I’ll need to do some digging, but I would have expected the AD graph to be constructed identically.

Hi!

Sure, the ad graph can be built in the same way…in fact this what I have done already, see Here.

In that file you see the “usual” way of building the ad graph, which is commented out, and the current implementation works the same way as the mpi implementation. What this does now is to make results exactly the same and we get a nice speedup as gradient pre calculation seems to lead to nice speedups; at least in the models I looked at.

Best,
Sebastian

Sorry I missed this.

The answer is that floating point isn’t transitive or symmetric, so any difference in evaluation orders will lead to different results.

Interesting. It was the distinction between the second two I was trying to get at in the meeting. So it’s not multi-processing or hyper-threading. Given that the two versions do the same arithmetic and that the MPI version does more constructing and copying, the only guess I have is that it’s memory locality. If you get much better cache locality when you’re done, that can easily make an 80% (or even 800%) difference in runtime.

This does bring up an interesting issue for Stan in that we can do this ourselves in lots of cases. If we had graphical models, we could even do it automatically in many cases.

That’s certainly possible. It’s a different order of evaluation. The only place I can imagine big differences is with rounding, since there’s a bunch of multiply-add operations to pass adjoints.

I’m pretty sure the divergences aren’t Stan divergences, just the chains behaving slightly differently numerically.

But Sebastian isn’t talking about forward mode here, but nested reverse mode. That too rearranges terms, so maybe it would be more stable. I can’t imagine why that would be in general.

Thanks! That was on my to-do list, but I didn’t realize (even from looking at the branch) that you’d already done it! Much better to have it this way so that we have some optimization latitude and so that results match. The only reason I was suggesting not doing it this way was complexity of implementation and not wanting to depend on any MPI code. You solved the latter problem by neatly factoring.

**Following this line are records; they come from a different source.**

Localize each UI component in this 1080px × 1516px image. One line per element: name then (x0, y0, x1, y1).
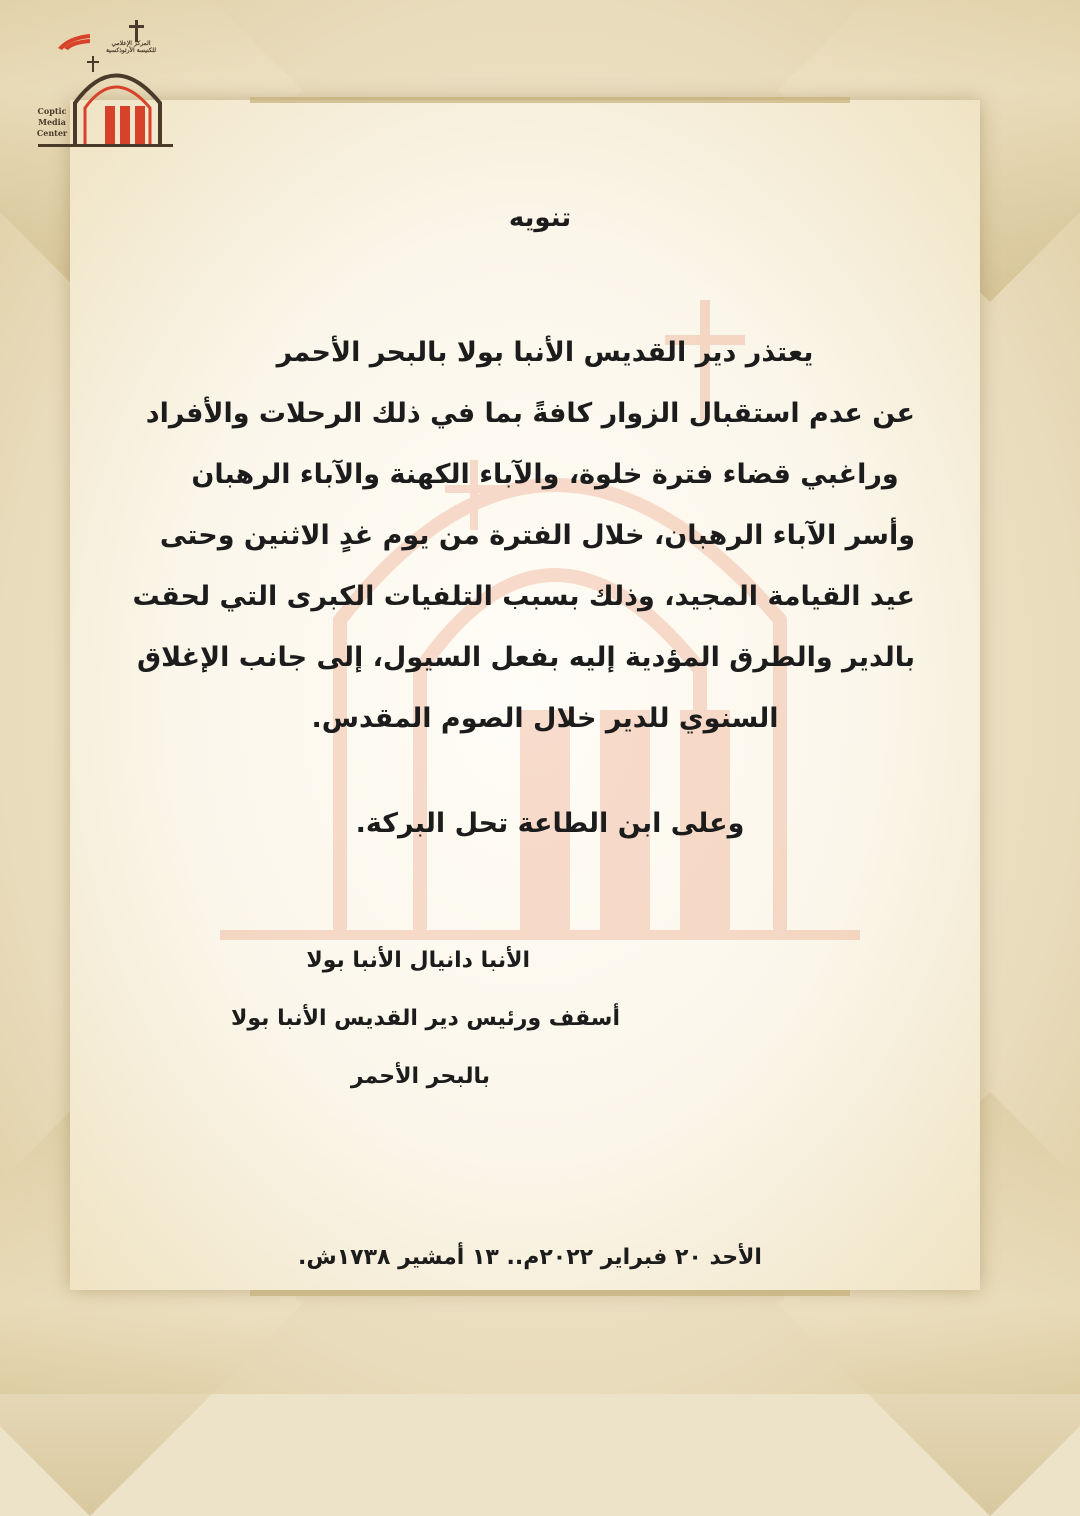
notice-body-line-7: السنوي للدير خلال الصوم المقدس. (311, 703, 779, 734)
notice-body-line-2: عن عدم استقبال الزوار كافةً بما في ذلك الرحلات والأفراد (145, 398, 915, 429)
logo-english-line-3: Center (36, 128, 68, 138)
notice-body-line-3: وراغبي قضاء فترة خلوة، والآباء الكهنة والآباء الرهبان (191, 459, 899, 490)
notice-body-line-4: وأسر الآباء الرهبان، خلال الفترة من يوم غدٍ الاثنين وحتى (159, 520, 915, 551)
signature-title: أسقف ورئيس دير القديس الأنبا بولا (231, 1006, 620, 1031)
signature-name: الأنبا دانيال الأنبا بولا (306, 948, 530, 973)
logo-arabic-line-2: للكنيسة الأرثوذكسية (105, 47, 157, 54)
paper-bottom-edge (250, 1290, 850, 1296)
notice-body-line-1: يعتذر دير القديس الأنبا بولا بالبحر الأحمر (276, 337, 814, 368)
logo-english-line-1: Coptic (37, 106, 67, 116)
paper-top-edge (250, 97, 850, 103)
logo-arabic-line-1: المركز الإعلامي (111, 40, 151, 47)
notice-body-line-6: بالدير والطرق المؤدية إليه بفعل السيول، إلى جانب الإغلاق (136, 642, 915, 673)
notice-date: الأحد ٢٠ فبراير ٢٠٢٢م.. ١٣ أمشير ١٧٣٨ش. (298, 1245, 762, 1270)
notice-body-line-5: عيد القيامة المجيد، وذلك بسبب التلفيات الكبرى التي لحقت (132, 581, 915, 612)
notice-signature (190, 932, 640, 1106)
logo-english-line-2: Media (38, 117, 66, 127)
notice-body (132, 322, 915, 749)
signature-location: بالبحر الأحمر (350, 1064, 490, 1089)
coptic-media-center-logo (30, 18, 180, 158)
notice-blessing: وعلى ابن الطاعة تحل البركة. (355, 808, 745, 839)
notice-title: تنويه (508, 203, 572, 233)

Sean’s OK with overall design, so now I’m on the hook to do the code review. Hopefully Daniel can help me here—he did this the last time. It sounds like we’re getting close here other than the way we’re going to do builds, which I’m pretty agnostic about out of ignorance.

I also think that very likely memory locality is better in the nested reverse mode approach of the precomputed_gradients approach of map_rect. There seems to be a good deal of optimization in here for other stan-math functions and analyzing the AD graph seems to be a promising approach for greater performance. However, to me it is still a bit early to conclude as I don’t have yet really understood how this speedup comes about. Good that we seem to agree on the reason for the speedup. I wonder how one can measure memory locality properties with profilers… anyone experience with that (I haven’t done my google searches yet on this)?

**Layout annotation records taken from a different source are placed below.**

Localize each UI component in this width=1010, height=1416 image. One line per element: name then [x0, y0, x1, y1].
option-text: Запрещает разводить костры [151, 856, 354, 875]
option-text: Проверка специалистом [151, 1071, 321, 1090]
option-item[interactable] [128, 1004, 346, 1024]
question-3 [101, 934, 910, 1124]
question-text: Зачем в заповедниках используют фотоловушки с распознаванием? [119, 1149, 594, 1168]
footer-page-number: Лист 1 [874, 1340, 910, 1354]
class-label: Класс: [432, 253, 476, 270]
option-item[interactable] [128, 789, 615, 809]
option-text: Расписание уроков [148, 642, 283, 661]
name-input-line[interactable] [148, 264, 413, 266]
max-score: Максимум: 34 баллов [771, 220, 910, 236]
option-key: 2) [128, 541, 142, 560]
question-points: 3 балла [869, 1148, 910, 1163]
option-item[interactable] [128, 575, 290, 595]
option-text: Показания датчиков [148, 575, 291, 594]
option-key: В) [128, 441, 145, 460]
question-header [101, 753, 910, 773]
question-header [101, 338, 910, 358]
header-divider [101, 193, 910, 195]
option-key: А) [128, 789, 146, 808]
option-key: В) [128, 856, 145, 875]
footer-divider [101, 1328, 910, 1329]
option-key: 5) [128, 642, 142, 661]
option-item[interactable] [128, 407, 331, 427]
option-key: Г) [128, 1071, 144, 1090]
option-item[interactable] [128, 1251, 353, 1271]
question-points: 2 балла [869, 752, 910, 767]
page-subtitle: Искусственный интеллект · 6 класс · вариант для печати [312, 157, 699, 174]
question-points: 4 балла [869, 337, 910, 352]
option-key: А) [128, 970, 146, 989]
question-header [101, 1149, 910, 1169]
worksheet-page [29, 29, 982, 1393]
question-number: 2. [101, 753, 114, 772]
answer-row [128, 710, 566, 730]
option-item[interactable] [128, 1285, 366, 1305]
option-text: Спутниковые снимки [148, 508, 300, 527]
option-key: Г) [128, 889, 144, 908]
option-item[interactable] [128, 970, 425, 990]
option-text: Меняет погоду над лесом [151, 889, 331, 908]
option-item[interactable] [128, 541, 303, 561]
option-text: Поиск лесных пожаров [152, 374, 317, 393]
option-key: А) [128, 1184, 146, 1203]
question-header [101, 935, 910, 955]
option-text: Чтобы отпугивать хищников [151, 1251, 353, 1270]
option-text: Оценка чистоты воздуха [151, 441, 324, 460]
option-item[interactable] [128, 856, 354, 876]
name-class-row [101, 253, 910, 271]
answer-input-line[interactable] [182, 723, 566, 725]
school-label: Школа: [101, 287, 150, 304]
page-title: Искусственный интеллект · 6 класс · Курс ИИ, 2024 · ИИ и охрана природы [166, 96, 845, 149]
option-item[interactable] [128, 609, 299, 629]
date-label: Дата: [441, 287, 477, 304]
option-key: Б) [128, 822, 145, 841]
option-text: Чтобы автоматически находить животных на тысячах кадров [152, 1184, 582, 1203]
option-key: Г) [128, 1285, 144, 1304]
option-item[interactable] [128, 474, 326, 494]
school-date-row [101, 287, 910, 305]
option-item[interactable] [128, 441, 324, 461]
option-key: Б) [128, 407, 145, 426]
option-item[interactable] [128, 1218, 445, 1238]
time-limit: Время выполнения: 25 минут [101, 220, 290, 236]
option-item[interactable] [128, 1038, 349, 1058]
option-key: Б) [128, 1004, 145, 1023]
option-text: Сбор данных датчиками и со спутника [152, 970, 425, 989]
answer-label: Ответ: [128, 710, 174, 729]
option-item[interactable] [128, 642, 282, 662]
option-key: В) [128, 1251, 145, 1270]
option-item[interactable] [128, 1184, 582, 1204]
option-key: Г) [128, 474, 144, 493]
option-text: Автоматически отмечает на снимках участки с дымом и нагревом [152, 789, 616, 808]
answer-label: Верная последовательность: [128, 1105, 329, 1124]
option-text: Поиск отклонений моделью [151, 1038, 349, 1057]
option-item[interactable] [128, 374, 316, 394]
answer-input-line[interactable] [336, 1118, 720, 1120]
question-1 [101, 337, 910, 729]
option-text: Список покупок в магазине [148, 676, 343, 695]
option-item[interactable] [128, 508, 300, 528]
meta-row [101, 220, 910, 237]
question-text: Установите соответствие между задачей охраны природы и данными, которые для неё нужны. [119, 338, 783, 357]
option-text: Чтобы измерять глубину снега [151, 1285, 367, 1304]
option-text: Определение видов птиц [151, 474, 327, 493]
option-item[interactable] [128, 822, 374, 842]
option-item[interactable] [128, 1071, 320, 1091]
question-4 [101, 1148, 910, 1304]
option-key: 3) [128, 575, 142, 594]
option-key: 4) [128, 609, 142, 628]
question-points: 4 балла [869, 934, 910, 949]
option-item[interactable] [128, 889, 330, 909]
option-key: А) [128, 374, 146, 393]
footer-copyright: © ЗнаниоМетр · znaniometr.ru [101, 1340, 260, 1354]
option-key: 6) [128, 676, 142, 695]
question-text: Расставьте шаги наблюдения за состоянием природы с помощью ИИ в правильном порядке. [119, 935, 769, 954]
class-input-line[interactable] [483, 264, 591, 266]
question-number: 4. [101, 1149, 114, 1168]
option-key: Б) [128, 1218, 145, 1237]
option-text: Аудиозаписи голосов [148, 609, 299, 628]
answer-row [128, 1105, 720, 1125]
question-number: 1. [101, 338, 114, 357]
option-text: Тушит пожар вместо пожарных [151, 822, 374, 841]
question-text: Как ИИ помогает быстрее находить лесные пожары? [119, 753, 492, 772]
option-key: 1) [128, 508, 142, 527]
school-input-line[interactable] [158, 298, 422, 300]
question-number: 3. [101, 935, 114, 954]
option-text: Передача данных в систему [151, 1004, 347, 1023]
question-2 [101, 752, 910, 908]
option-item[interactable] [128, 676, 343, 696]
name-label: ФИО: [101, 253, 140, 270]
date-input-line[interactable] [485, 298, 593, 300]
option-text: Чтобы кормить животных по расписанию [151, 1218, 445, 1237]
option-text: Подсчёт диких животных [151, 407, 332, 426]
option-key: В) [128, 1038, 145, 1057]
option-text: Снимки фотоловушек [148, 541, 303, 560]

Great. Developing things to where they are was a big effort, but integrating it will me much easier as a joint effort. I will apply the new formatting magic to make things easier to read. This MPI stuff required a few “creative” solutions such that I would not be surprised if you have questions along the review; feel free to ask.

I’m pretty sure the profilers let you measure cache misses, which is a very good proxy for memory locality.